In discussione è il seguente punto: posto che un normale lavoratore corre il rischio di una pensione inadeguata alle esigenze di una vecchiaia decorosa, ha senso proporgli di coprire questo rischio, assumendosi quello inerente a un investimento finanziario? La risposta dovrebbe essere in linea di principio negativa. Il che non toglie che, se il rischio di una pensione inadeguata (bassa) è considerato secondario o inesistente (si percepisce una retribuzione che comporta contributi elevati e un parallelo elevato rendimento pensionistico), si può consapevolmente optare per trasferire una parte del risparmio salariale (in questo caso, il Tfr) in investimenti nei Fondi a capitalizzazione. E' per questa ragione che su E&L si è proposto di lasciare libertà di scelta al lavoratore (una libertà attiva, non condizionata al silenzio-assenso).
 
 Ma se il lavoratore avverte come un rischio concreto quello di dover vivere con una pensione al limite della sopravvivenza (mettiamo il 50 per cento dell'ultima retribuzione), e intende aggiungere all'assicurazione obbligatoria il Tfr, in modo da migliorare la pensione attesa fino al 60-65 per cento, non si vede perché questa scelta gli debba essere impedita.

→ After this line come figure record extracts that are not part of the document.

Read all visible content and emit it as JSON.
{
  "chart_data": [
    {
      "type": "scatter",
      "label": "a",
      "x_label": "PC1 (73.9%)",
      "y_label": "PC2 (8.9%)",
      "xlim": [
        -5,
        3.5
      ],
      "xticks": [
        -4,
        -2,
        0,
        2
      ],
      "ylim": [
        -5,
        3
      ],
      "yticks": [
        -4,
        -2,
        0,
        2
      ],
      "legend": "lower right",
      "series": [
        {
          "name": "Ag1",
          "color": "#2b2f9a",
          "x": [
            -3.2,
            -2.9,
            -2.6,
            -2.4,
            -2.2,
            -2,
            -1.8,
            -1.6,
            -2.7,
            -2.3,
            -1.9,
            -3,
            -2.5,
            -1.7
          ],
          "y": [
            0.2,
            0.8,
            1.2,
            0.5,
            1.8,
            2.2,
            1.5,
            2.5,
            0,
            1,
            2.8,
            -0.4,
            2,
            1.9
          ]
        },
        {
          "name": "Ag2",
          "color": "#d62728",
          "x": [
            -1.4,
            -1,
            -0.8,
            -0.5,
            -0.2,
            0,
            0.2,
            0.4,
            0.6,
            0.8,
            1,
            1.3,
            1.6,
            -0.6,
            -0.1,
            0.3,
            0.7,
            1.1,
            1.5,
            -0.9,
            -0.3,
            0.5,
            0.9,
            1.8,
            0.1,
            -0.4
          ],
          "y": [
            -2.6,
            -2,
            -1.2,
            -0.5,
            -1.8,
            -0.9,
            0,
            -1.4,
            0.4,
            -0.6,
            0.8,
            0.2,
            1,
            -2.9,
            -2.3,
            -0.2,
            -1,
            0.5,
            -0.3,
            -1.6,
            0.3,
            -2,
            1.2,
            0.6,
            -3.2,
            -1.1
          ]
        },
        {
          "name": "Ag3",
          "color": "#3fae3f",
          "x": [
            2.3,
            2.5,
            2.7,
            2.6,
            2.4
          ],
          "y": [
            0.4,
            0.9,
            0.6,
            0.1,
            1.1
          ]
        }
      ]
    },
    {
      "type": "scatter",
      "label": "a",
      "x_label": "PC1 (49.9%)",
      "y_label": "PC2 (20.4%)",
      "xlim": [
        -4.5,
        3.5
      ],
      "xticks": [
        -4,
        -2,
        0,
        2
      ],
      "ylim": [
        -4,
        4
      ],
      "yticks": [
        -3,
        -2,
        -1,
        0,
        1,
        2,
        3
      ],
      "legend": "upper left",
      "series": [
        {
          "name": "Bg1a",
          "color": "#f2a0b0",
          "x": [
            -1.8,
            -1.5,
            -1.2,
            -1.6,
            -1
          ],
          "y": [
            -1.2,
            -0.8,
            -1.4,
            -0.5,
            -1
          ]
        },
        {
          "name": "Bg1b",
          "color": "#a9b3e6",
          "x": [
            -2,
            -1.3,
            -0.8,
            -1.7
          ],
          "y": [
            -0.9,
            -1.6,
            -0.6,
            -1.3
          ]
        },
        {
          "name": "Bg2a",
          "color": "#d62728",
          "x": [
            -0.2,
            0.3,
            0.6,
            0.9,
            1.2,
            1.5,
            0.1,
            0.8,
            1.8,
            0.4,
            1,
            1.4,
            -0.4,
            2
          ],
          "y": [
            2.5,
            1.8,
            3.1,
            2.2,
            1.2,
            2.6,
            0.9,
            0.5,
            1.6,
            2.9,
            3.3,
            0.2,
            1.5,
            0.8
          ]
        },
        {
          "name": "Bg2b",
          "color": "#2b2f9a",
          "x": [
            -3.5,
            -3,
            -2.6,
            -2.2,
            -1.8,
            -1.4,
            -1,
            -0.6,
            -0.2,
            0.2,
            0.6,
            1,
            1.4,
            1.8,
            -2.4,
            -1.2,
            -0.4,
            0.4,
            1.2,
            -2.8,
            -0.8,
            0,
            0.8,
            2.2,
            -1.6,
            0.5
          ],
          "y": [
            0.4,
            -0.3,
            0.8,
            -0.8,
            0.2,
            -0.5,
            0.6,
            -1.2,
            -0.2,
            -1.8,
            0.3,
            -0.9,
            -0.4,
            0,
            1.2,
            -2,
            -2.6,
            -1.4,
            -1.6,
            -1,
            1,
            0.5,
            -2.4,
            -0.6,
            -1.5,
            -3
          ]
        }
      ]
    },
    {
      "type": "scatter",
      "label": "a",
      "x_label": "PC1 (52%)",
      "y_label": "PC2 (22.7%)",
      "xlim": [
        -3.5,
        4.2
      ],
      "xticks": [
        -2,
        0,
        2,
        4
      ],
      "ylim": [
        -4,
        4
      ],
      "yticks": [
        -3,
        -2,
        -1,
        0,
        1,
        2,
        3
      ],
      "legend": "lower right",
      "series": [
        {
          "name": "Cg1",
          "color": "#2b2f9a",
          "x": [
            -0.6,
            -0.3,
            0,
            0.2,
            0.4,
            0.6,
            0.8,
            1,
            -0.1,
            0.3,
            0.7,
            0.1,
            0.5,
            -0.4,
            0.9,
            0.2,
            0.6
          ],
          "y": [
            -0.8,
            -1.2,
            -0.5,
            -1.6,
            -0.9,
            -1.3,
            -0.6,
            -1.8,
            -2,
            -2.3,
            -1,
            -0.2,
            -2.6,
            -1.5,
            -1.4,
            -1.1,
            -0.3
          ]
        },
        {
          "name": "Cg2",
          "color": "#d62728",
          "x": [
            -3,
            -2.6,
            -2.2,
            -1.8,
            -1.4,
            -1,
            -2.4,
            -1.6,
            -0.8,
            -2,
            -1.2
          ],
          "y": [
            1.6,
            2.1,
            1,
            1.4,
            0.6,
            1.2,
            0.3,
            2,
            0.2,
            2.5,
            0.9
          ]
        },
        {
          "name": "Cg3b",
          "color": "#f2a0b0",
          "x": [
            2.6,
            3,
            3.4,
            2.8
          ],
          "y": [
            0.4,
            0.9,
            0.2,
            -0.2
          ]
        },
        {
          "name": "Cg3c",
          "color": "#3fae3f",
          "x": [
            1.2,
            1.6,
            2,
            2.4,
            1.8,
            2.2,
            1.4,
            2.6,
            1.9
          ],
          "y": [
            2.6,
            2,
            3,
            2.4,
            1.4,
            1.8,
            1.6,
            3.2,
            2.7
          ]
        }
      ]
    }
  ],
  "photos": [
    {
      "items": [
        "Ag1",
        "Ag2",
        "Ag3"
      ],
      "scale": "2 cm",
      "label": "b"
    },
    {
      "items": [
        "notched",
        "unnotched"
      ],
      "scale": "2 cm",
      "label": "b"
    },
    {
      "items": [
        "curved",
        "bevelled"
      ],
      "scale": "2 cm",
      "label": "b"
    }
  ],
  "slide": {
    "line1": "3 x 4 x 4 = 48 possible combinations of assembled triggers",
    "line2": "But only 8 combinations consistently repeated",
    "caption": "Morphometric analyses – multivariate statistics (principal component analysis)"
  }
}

Se si ritiene che spetti al lavoratore farsi carico del proprio futuro, scegliendo i modi di impiego del proprio risparmio (Fondi negoziali, aperti, assicurativi, con maggiori o minori livelli di rischio a breve e lungo termine), non si vede perché gli si debba impedire di scegliere una soluzione con un beneficio certo, predeterminato, quand'anche - ammesso e non concesso - teoricamente ridotto.
 
Infine una questione, per così dire, collaterale, ma non meno importante da un punto di vista macroeconomico. Posto che i Fondi investono sui mercati finanziari internazionali e solo in parte minima su quelli nazionali, assisteremmo in modo del tutto naturale alla collocazione sull'estero di quote crescenti del risparmio nazionale. Questo è inevitabile, dal momento che rientra nei compiti del Fondo massimizzare il rendimento del risparmio che vi è collocato. Ma non si vede perché la parte di Tfr che, sulla base della Finanziaria 2007, sarà destinata all'Inps non possa essere utilizzata, adottando meccanismi obbligazionari con una base garantita, a fini di investimenti pubblici, per i quali non sono sufficienti le risorse del bilancio pubblico e non sono disponibili o non sono adeguati gli investimenti privati.
 
In questo quadro avremmo per i lavoratori un'ulteriore possibilità di scelta: la costituzione di Fondi con specifiche caratteristiche di garanzia in grado di ridurre o annullare il rischio per il lavoratore, accrescendo al tempo stesso il tasso d'investimenti pubblici in quei settori infrastrutturali la cui insufficienza pesa sul ritmo di crescita della ricchezza nazionale
 
E’ auspicabile che il dibattito sul destino del TFR sia portato tra i lavoratori in termini chiari, comprensibili e trasparenti, considerando il silenzio come un difetto di convinzione e comunicazione, una scelta irrisolta, non la tranquilla soluzione di problemi che le tecnocrazie considerano di loro competenza.